Let’s try a simple query to start with. You might have noticed that each log line starts with a
[namespace/container_name] pattern. The field called k8s.container_name contains the container name and lets us write a simple groupby query to discover which containers are responsible for our sock store.
Using the search box, we can enter:
groupby(k8s.container_name) | sort()
That shows us that we have eight separate containers. We can present the log frequency of each one as a graph, to see which is the noisiest. Again, in the search box:
This shows us that the front-end is responsible for around 40% of all the log queries. Note that the chart was configured to show the frequencies stacked on top of each other and normalized to percents.
Let’s dive a little deeper and try something that might be useful in a real-world implementation. First, we’ll take a look at the log entries generated by the front-end:
If you already work a lot with logs you can probably spot something odd: there are terminal color codes in some of those entries. That could mess things up a bit when we’re trying to extract useful information from the logs.
Some search systems would ask us to specify indexes up-front. That means that we’d need to know what we’re looking for in the logs even before the first entry has been written.
With Humio, it’s different. Humio’s querying is genuinely spontaneous: we can generate whatever query we like and Humio will handle it on the fly.

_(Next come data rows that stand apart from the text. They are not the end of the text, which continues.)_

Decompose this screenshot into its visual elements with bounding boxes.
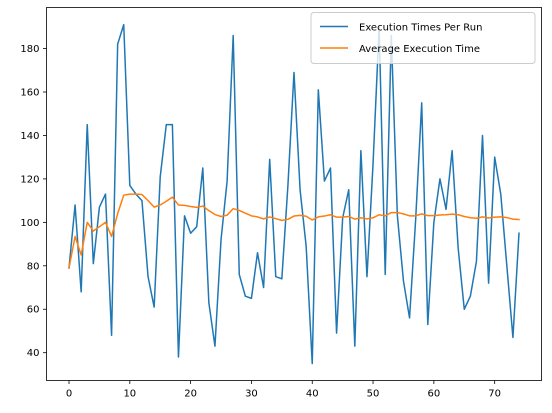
- legend-box: [310, 12, 536, 64]
- axes-frame: [46, 7, 542, 381]
- y-tick-label: 140: [20, 131, 39, 142]
- series-line-execution-times: [68, 23, 520, 365]
- y-tick-label: 160: [20, 88, 39, 99]
- x-tick-label: 20: [184, 389, 197, 400]
- x-tick-label: 30: [245, 389, 258, 400]
- y-tick-label: 120: [20, 174, 39, 185]
- y-tick-label: 40: [27, 348, 40, 359]
- series-line-average-execution: [68, 193, 520, 269]
- x-tick-label: 70: [488, 389, 501, 400]
- plot-layer: [68, 23, 520, 365]
- x-tick-label: 50: [367, 389, 380, 400]
- x-tick-label: 10: [123, 389, 136, 400]
- x-tick-label: 60: [427, 389, 440, 400]
- y-tick-label: 100: [20, 218, 39, 229]
- y-tick-label: 80: [27, 261, 40, 272]
- y-tick-label: 60: [27, 305, 40, 316]
- ticks-layer: 0 10 20 30 40 50 60 70 40 60 80 100 120 140 160 180: [20, 44, 501, 399]
- legend-label-execution-times: Execution Times Per Run: [359, 23, 482, 34]
- y-tick-label: 180: [20, 44, 39, 55]
- legend-label-average-execution: Average Execution Time: [359, 44, 480, 55]
- x-tick-label: 0: [66, 389, 72, 400]
- x-tick-label: 40: [306, 389, 319, 400]
- legend: Execution Times Per Run Average Executio…: [310, 12, 536, 64]
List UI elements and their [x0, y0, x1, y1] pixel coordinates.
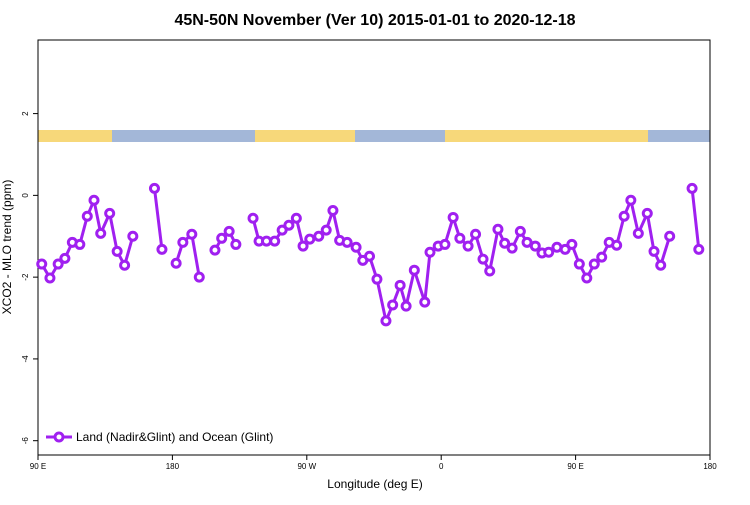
data-point [327, 204, 339, 216]
data-point [529, 240, 541, 252]
data-point [625, 194, 637, 206]
data-point [439, 238, 451, 250]
data-point [506, 242, 518, 254]
data-point [499, 237, 511, 249]
data-point [514, 225, 526, 237]
data-point [632, 227, 644, 239]
data-point [59, 252, 71, 264]
data-point [170, 257, 182, 269]
land-ocean-strip [38, 130, 710, 142]
data-point [297, 240, 309, 252]
data-point [350, 241, 362, 253]
data-point [111, 245, 123, 257]
chart-title: 45N-50N November (Ver 10) 2015-01-01 to … [174, 12, 575, 29]
data-point [36, 258, 48, 270]
data-point [341, 236, 353, 248]
x-tick-label: 180 [703, 462, 717, 471]
y-tick-label: 2 [21, 111, 30, 116]
data-point [371, 273, 383, 285]
data-point [566, 238, 578, 250]
data-point [648, 245, 660, 257]
legend-box [42, 425, 282, 449]
data-point [408, 264, 420, 276]
legend: Land (Nadir&Glint) and Ocean (Glint) [42, 425, 282, 449]
y-axis-label: XCO2 - MLO trend (ppm) [0, 180, 14, 315]
data-point [209, 244, 221, 256]
data-point [216, 232, 228, 244]
data-point [364, 250, 376, 262]
data-point [543, 246, 555, 258]
data-point [618, 210, 630, 222]
data-point [492, 223, 504, 235]
data-point [573, 258, 585, 270]
data-point [424, 246, 436, 258]
data-point [290, 212, 302, 224]
data-point [283, 219, 295, 231]
data-point [186, 228, 198, 240]
data-point [454, 232, 466, 244]
y-tick-label: -2 [21, 273, 30, 281]
data-point [230, 238, 242, 250]
data-point [74, 238, 86, 250]
data-point [44, 272, 56, 284]
data-point [447, 211, 459, 223]
data-point [477, 253, 489, 265]
data-point [470, 228, 482, 240]
x-tick-label: 90 E [567, 462, 583, 471]
data-point [596, 251, 608, 263]
data-point [380, 315, 392, 327]
data-point [119, 259, 131, 271]
data-point [611, 239, 623, 251]
data-point [156, 243, 168, 255]
data-point [313, 230, 325, 242]
y-tick-label: 0 [21, 193, 30, 198]
plot-frame [37, 39, 711, 456]
data-point [641, 207, 653, 219]
data-point [588, 258, 600, 270]
data-point [127, 230, 139, 242]
data-point [559, 243, 571, 255]
data-point [693, 243, 705, 255]
data-point [521, 236, 533, 248]
data-point [177, 236, 189, 248]
x-tick-label: 90 E [30, 462, 46, 471]
legend-marker [53, 431, 65, 443]
data-point [419, 296, 431, 308]
data-point [581, 272, 593, 284]
data-point [664, 230, 676, 242]
data-point [247, 212, 259, 224]
y-tick-label: -6 [21, 437, 30, 445]
data-point [655, 259, 667, 271]
data-point [320, 224, 332, 236]
x-tick-label: 90 W [297, 462, 316, 471]
data-point [104, 207, 116, 219]
data-point [81, 210, 93, 222]
legend-label: Land (Nadir&Glint) and Ocean (Glint) [76, 430, 273, 444]
data-point [304, 233, 316, 245]
data-point [88, 194, 100, 206]
data-point [223, 225, 235, 237]
data-point [95, 227, 107, 239]
data-point [52, 258, 64, 270]
x-axis-label: Longitude (deg E) [327, 477, 422, 491]
data-point [148, 182, 160, 194]
x-tick-label: 0 [439, 462, 444, 471]
data-point [686, 182, 698, 194]
data-point [276, 224, 288, 236]
data-point [462, 240, 474, 252]
data-point [193, 271, 205, 283]
data-point [484, 265, 496, 277]
data-point [387, 299, 399, 311]
x-tick-label: 180 [166, 462, 180, 471]
data-point [394, 279, 406, 291]
data-point [400, 300, 412, 312]
y-tick-label: -4 [21, 355, 30, 363]
data-point [269, 235, 281, 247]
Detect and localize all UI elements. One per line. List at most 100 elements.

So, spotting something unexpected — like terminal color codes — isn’t a big problem; we just need to write our query accordingly.

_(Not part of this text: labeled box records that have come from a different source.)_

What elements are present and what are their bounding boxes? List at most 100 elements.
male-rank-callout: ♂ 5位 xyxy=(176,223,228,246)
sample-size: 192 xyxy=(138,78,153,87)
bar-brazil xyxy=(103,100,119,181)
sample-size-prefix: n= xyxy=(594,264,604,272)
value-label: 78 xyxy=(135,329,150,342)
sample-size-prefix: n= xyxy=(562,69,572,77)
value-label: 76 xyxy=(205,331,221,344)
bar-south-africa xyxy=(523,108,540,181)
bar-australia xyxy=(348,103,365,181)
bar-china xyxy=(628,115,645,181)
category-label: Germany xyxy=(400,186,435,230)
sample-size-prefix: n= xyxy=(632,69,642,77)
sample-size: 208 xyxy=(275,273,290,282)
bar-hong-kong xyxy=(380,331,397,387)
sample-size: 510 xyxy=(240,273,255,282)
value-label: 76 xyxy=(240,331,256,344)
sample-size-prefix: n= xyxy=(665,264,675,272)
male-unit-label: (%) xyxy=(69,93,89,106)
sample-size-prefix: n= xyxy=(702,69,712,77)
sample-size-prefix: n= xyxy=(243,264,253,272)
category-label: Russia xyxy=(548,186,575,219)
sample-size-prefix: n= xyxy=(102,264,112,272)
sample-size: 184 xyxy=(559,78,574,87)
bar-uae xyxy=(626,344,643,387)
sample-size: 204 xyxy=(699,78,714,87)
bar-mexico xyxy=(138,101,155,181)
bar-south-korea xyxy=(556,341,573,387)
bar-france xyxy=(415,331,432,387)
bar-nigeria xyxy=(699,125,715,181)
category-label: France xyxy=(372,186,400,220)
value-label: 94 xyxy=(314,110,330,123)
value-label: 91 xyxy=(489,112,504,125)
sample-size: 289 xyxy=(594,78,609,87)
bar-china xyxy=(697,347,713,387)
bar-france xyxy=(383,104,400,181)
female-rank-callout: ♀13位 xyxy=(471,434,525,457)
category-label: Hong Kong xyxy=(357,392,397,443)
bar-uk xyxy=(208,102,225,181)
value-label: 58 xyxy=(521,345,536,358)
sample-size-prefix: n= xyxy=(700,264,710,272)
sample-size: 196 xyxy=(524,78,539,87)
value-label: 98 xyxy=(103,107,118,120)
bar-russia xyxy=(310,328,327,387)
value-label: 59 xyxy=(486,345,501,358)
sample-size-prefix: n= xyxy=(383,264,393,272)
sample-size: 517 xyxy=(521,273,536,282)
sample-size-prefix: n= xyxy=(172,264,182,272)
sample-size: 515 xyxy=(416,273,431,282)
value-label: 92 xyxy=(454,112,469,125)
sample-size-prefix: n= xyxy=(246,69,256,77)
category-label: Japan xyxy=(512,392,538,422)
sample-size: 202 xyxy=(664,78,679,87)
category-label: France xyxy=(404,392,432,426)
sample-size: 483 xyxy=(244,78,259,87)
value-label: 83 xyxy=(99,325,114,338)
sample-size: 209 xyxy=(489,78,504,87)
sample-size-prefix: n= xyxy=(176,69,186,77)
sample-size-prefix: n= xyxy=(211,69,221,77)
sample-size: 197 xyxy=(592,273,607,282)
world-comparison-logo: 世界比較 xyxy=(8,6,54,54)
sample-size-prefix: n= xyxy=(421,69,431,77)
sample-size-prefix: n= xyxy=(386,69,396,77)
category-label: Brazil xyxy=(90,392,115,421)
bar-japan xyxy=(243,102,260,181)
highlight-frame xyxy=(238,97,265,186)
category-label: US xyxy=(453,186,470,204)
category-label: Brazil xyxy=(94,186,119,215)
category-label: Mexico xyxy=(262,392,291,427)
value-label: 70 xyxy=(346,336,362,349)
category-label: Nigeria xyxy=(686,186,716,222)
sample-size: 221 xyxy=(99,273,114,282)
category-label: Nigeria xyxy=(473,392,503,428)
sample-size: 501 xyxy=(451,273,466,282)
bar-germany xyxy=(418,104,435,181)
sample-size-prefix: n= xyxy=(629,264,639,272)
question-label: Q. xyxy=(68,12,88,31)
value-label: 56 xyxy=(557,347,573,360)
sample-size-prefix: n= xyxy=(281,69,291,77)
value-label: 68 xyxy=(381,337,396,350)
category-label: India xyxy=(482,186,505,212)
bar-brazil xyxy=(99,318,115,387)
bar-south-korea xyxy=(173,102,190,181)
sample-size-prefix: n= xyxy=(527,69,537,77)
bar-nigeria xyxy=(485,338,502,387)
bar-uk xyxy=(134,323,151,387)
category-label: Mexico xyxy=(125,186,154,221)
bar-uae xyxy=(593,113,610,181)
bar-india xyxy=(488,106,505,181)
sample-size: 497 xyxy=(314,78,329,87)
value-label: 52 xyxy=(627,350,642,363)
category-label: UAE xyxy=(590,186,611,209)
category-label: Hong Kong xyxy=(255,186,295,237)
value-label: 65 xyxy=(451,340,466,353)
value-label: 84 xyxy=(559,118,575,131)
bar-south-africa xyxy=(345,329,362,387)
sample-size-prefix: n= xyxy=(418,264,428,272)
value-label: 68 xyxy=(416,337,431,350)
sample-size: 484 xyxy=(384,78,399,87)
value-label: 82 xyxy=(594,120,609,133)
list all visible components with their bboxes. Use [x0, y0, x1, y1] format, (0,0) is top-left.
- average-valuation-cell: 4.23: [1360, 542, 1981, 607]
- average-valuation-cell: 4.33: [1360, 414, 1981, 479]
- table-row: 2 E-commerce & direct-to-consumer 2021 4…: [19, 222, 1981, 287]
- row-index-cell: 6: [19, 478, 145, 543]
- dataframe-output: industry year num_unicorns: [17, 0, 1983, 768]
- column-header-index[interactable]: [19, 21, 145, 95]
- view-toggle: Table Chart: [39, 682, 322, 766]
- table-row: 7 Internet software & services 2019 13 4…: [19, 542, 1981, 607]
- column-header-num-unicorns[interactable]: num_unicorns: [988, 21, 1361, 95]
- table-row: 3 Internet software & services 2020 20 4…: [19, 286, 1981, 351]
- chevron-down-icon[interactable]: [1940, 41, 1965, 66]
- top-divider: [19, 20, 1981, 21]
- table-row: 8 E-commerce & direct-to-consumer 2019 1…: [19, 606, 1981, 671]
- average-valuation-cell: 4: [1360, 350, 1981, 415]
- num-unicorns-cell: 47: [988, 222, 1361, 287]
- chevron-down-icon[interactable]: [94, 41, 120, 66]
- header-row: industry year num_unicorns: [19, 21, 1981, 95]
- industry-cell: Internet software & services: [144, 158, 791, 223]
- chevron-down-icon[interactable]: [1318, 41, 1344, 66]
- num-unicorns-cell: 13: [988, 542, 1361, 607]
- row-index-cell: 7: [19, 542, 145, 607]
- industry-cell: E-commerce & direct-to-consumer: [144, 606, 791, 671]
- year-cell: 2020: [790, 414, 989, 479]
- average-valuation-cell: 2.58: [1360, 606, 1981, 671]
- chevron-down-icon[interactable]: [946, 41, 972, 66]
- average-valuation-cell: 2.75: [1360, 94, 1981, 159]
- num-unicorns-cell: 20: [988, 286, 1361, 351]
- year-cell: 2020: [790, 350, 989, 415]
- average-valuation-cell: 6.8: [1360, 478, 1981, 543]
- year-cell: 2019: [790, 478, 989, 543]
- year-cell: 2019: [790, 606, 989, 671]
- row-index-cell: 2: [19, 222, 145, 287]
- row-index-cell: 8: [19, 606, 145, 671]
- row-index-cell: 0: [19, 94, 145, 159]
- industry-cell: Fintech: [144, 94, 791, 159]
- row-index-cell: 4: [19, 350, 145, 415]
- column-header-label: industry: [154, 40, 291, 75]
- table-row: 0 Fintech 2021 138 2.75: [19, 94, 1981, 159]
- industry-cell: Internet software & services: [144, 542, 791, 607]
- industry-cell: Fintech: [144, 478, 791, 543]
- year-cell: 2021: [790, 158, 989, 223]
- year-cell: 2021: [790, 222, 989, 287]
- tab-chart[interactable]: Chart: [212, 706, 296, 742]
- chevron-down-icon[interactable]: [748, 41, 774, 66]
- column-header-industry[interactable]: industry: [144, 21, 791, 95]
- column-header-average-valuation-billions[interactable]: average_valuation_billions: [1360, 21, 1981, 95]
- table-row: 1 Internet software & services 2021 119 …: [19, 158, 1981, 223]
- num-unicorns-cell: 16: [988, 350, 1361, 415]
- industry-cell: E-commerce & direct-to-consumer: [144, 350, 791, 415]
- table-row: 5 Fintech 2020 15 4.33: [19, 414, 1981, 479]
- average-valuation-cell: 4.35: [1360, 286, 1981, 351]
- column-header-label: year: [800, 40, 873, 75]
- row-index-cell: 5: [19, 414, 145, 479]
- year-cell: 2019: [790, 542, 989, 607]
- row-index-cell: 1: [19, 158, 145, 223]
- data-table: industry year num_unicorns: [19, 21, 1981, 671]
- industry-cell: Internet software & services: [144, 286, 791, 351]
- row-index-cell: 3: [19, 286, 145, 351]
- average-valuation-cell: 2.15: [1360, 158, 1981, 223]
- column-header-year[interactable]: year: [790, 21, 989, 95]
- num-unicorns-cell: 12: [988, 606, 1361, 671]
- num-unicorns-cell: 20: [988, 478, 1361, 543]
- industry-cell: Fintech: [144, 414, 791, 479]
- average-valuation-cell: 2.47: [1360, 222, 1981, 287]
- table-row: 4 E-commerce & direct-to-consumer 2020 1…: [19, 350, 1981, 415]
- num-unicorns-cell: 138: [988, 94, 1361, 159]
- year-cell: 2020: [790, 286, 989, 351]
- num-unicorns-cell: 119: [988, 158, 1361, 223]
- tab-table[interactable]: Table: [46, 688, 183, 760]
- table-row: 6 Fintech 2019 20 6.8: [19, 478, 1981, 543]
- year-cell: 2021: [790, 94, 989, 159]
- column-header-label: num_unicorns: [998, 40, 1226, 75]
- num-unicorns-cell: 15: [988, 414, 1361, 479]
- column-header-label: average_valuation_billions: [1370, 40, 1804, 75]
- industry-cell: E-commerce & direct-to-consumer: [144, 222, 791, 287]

We’ll use a regular expression to group together the log entries according to which front-end path was called and then plot the maximum response latency for each one.
front-end | regex(“ (?<path>/\S+) .0m(?<time>\S+) ms”) | timechart(path, function=[max(time)], span=30s)
Now let’s focus even more and look at how consistent response times are when logging in. Using a percentile function we can see that there is an order of magnitude difference between the 50th percentile and 99th:
front-end | regex(“ (?<path>/\S+) .0m(?<time>\S+) ms”) | timechart( function=percentile(time))
This might indicate an issue, depending on your system, and perhaps we should dive even further into the logs to investigate more.
As you can see, Humio makes it easy to query and make sense of the logs generated from a Kubernetes cluster. Over the coming weeks I’ll be announcing more connectors that’ll let you easily feed logs directly into Humio from many common infrastructure tools.